High blood pressure is known as the silent killer in medicine, as it often has done the most damage before you even feel any symptoms. We take you through the signs to look out for, and the treatments to expect if you have high blood pressure.
Hypertension, as high blood pressure is also known, refers to a higher pressure on the blood vessel walls.
Diseases of the heart, kidneys and brain are the most common outcomes from prolonged, untreated hypertension. It is the most important known risk factor in stroke and heart disease.
Blood pressure is measured using two figures: the systolic blood pressure which represents the pressure when your heart starts beating; and the diastolic or second (and lower) figure, which is the blood pressure when your heart is resting between beats. A healthy reading is around 110/70 or 120/80 or below. Systolic readings of over 120 and diastolic readings of over 80 are considered high, and regular systolic readings over 140 often indicate an underlying problem.
According to Epworth cardiologist Dr Tony Walton, most people start experiencing high blood pressure in their 50 and 60s, and men are more likely to experience hypertension than women. Diabetes is also a common association of hypertension.
“It is unusual to get high blood pressure when you are younger, unless it is inherited.
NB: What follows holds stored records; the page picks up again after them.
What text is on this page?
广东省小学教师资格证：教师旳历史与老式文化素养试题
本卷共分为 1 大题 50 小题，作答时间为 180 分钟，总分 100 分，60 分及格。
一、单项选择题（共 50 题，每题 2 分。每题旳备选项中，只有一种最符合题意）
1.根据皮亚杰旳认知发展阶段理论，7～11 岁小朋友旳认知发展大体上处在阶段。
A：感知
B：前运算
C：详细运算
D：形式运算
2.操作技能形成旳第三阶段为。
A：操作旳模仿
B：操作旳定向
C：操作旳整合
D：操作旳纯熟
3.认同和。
It can run in families, and that is when you need to be monitored regularly at a younger age. You should consult your GP regularly if you have any family history of high blood pressure under the age of 40, or have diabetes at a young age,” Tony says.
People aged over 50 should have their blood pressure checked regularly by the GP to identify whether any ongoing testing is required. If a problem is identified, patients will often wear a 24-hour monitor to measure blood pressure at regular intervals throughout the day and night.
The standard checks for an underlying problem after a blood pressure monitor include urine tests to check whether the kidneys are under stress, a blood test for diabetes, and cholesterol tests.
“Before we resort to medication, we encourage patients to make positive lifestyle changes such as weight loss, cutting out smoking, reducing salt intake and alcohol consumption, and trying a healthy diet which can have a significant impact on blood pressure.”
Tony says there is a range of medications available to treat high blood pressure, and many patients may take a combination of mediations to keep their blood pressure in check.
“It is not uncommon in patients with high blood pressure to be taking two or three different medications daily,” Tony says.
He says that once you start medication, you will be on it for life, so trying to make positive change before starting medication can make a significant difference in your life.
In general, the GP is the main contact person to treat blood pressure. The GP will often refer on to a cardiologist where a patient is on three different drugs and their blood pressure is still not under control.
While most blood pressure issues are related to diet, exercise, salt intake and stress, there are also people who have a condition known as ‘White Coat Hypertension’, which relates to a person’s blood pressure increasing when they are with a doctor or in hospital.
“Where people have white coat hypertension it is more difficult to diagnose an ongoing problem, as it is often just the interaction with the doctor that brings on episodic high blood pressure. In these situations, we often get the patients to wear a 24-hour blood pressure monitor to look at how they are when they are out of a medical environment,” Tony says. “They may not require treating at all, so it is important to check.”
Tony says that early intervention is the key to avoiding significant health problems from this silent killer. “Make lifestyle changes, and consult your GP regularly.”